Пьер на этом бале в первый раз почувствовал себя оскорбленным тем положением, которое занимала его жена в высших сферах. Он был угрюм и рассеян. Поперек лба его была широкая складка, и он, стоя у окна, смотрел через очки, никого не видя.
Наташа, направляясь к ужину, прошла мимо его.
Мрачное, несчастное лицо Пьера поразило ее. Она остановилась против него. Ей хотелось помочь ему, передать ему излишек своего счастия.
– Как весело, граф, – сказала она, – не правда ли?
Пьер рассеянно улыбнулся, очевидно не понимая того, что ему говорили.
– Да, я очень рад, – сказал он.
«Как могут они быть недовольны чем то, думала Наташа. Особенно такой хороший, как этот Безухов?» На глаза Наташи все бывшие на бале были одинаково добрые, милые, прекрасные люди, любящие друг друга: никто не мог обидеть друг друга, и потому все должны были быть счастливы.


На другой день князь Андрей вспомнил вчерашний бал, но не на долго остановился на нем мыслями. «Да, очень блестящий был бал. И еще… да, Ростова очень мила. Что то в ней есть свежее, особенное, не петербургское, отличающее ее». Вот всё, что он думал о вчерашнем бале, и напившись чаю, сел за работу.
Но от усталости или бессонницы (день был нехороший для занятий, и князь Андрей ничего не мог делать) он всё критиковал сам свою работу, как это часто с ним бывало, и рад был, когда услыхал, что кто то приехал.
Приехавший был Бицкий, служивший в различных комиссиях, бывавший во всех обществах Петербурга, страстный поклонник новых идей и Сперанского и озабоченный вестовщик Петербурга, один из тех людей, которые выбирают направление как платье – по моде, но которые по этому то кажутся самыми горячими партизанами направлений. Он озабоченно, едва успев снять шляпу, вбежал к князю Андрею и тотчас же начал говорить. Он только что узнал подробности заседания государственного совета нынешнего утра, открытого государем, и с восторгом рассказывал о том.

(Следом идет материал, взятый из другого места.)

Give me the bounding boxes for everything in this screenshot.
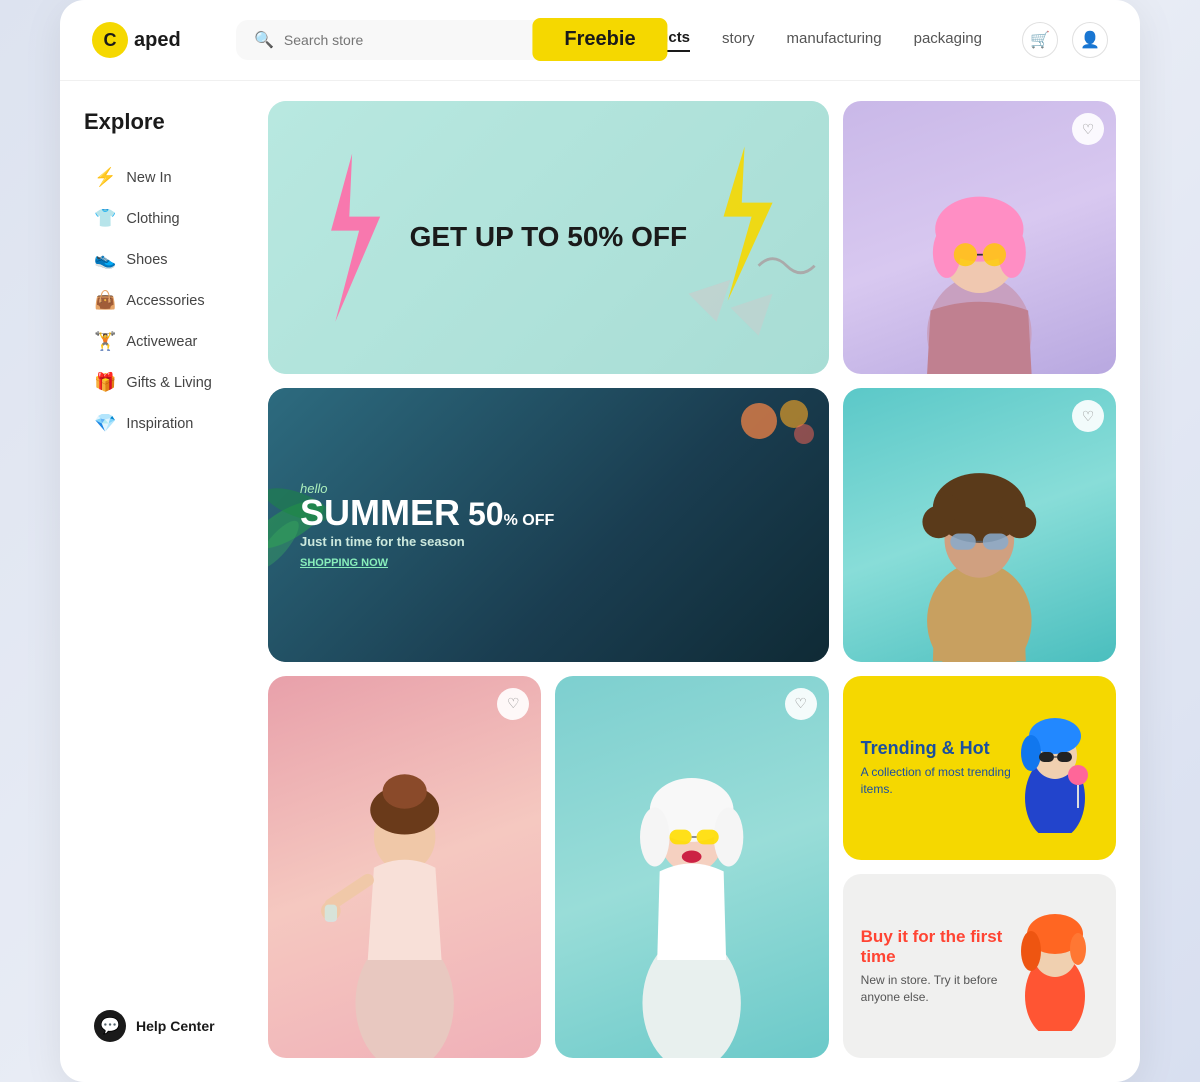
sidebar-item-activewear[interactable]: 🏋 Activewear xyxy=(84,323,236,360)
promo2-cta[interactable]: SHOPPING NOW xyxy=(300,557,797,569)
accessories-icon: 👜 xyxy=(94,290,116,311)
fav-btn-photo1[interactable]: ♡ xyxy=(1072,113,1104,145)
nav-story[interactable]: story xyxy=(722,30,755,51)
trending-title: Trending & Hot xyxy=(861,738,1013,760)
help-label: Help Center xyxy=(136,1018,215,1034)
sidebar-label-accessories: Accessories xyxy=(126,293,204,309)
content-grid: GET UP TO 50% OFF xyxy=(260,81,1140,1082)
sidebar-label-clothing: Clothing xyxy=(126,211,179,227)
buy-text: Buy it for the first time New in store. … xyxy=(861,927,1013,1005)
promo-card-50off[interactable]: GET UP TO 50% OFF xyxy=(268,101,829,374)
sidebar-item-inspiration[interactable]: 💎 Inspiration xyxy=(84,405,236,442)
sidebar-item-accessories[interactable]: 👜 Accessories xyxy=(84,282,236,319)
promo2-percent: 50% OFF xyxy=(468,498,554,530)
promo-card-summer[interactable]: hello SUMMER 50% OFF Just in time for th… xyxy=(268,388,829,661)
sidebar-label-new-in: New In xyxy=(126,170,171,186)
logo-icon: C xyxy=(92,22,128,58)
lightning-icon: ⚡ xyxy=(94,167,116,188)
clothing-icon: 👕 xyxy=(94,208,116,229)
sidebar-item-shoes[interactable]: 👟 Shoes xyxy=(84,241,236,278)
promo1-title: GET UP TO 50% OFF xyxy=(308,222,789,253)
sidebar: Explore ⚡ New In 👕 Clothing 👟 Shoes 👜 Ac… xyxy=(60,81,260,1082)
help-center[interactable]: 💬 Help Center xyxy=(84,998,236,1054)
fav-btn-photo4[interactable]: ♡ xyxy=(785,688,817,720)
freebie-badge: Freebie xyxy=(532,18,667,61)
trending-model-figure xyxy=(1013,703,1098,833)
trending-card[interactable]: Trending & Hot A collection of most tren… xyxy=(843,676,1116,860)
sidebar-item-gifts[interactable]: 🎁 Gifts & Living xyxy=(84,364,236,401)
sidebar-label-inspiration: Inspiration xyxy=(126,416,193,432)
app-card: C aped 🔍 products story manufacturing pa… xyxy=(60,0,1140,1082)
promo1-content: GET UP TO 50% OFF xyxy=(268,101,829,374)
nav-manufacturing[interactable]: manufacturing xyxy=(787,30,882,51)
buy-model-figure xyxy=(1013,901,1098,1031)
activewear-icon: 🏋 xyxy=(94,331,116,352)
photo-card-white-wig[interactable]: ♡ xyxy=(555,676,828,1059)
photo-card-pink-dress[interactable]: ♡ xyxy=(268,676,541,1059)
sidebar-item-new-in[interactable]: ⚡ New In xyxy=(84,159,236,196)
sidebar-label-shoes: Shoes xyxy=(126,252,167,268)
photo-card-pink-wig[interactable]: ♡ xyxy=(843,101,1116,374)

Речь государя была необычайна. Это была одна из тех речей, которые произносятся только конституционными монархами. «Государь прямо сказал, что совет и сенат суть государственные сословия ; он сказал, что правление должно иметь основанием не произвол, а твердые начала . Государь сказал, что финансы должны быть преобразованы и отчеты быть публичны», рассказывал Бицкий, ударяя на известные слова и значительно раскрывая глаза.
– Да, нынешнее событие есть эра, величайшая эра в нашей истории, – заключил он.
Князь Андрей слушал рассказ об открытии государственного совета, которого он ожидал с таким нетерпением и которому приписывал такую важность, и удивлялся, что событие это теперь, когда оно совершилось, не только не трогало его, но представлялось ему более чем ничтожным. Он с тихой насмешкой слушал восторженный рассказ Бицкого. Самая простая мысль приходила ему в голову: «Какое дело мне и Бицкому, какое дело нам до того, что государю угодно было сказать в совете! Разве всё это может сделать меня счастливее и лучше?»
И это простое рассуждение вдруг уничтожило для князя Андрея весь прежний интерес совершаемых преобразований. В этот же день князь Андрей должен был обедать у Сперанского «en petit comite«, [в маленьком собрании,] как ему сказал хозяин, приглашая его. Обед этот в семейном и дружеском кругу человека, которым он так восхищался, прежде очень интересовал князя Андрея, тем более что до сих пор он не видал Сперанского в его домашнем быту; но теперь ему не хотелось ехать.
В назначенный час обеда, однако, князь Андрей уже входил в собственный, небольшой дом Сперанского у Таврического сада. В паркетной столовой небольшого домика, отличавшегося необыкновенной чистотой (напоминающей монашескую чистоту) князь Андрей, несколько опоздавший, уже нашел в пять часов собравшееся всё общество этого petit comite, интимных знакомых Сперанского. Дам не было никого кроме маленькой дочери Сперанского (с длинным лицом, похожим на отца) и ее гувернантки. Гости были Жерве, Магницкий и Столыпин. Еще из передней князь Андрей услыхал громкие голоса и звонкий, отчетливый хохот – хохот, похожий на тот, каким смеются на сцене. Кто то голосом, похожим на голос Сперанского, отчетливо отбивал: ха… ха… ха… Князь Андрей никогда не слыхал смеха Сперанского, и этот звонкий, тонкий смех государственного человека странно поразил его.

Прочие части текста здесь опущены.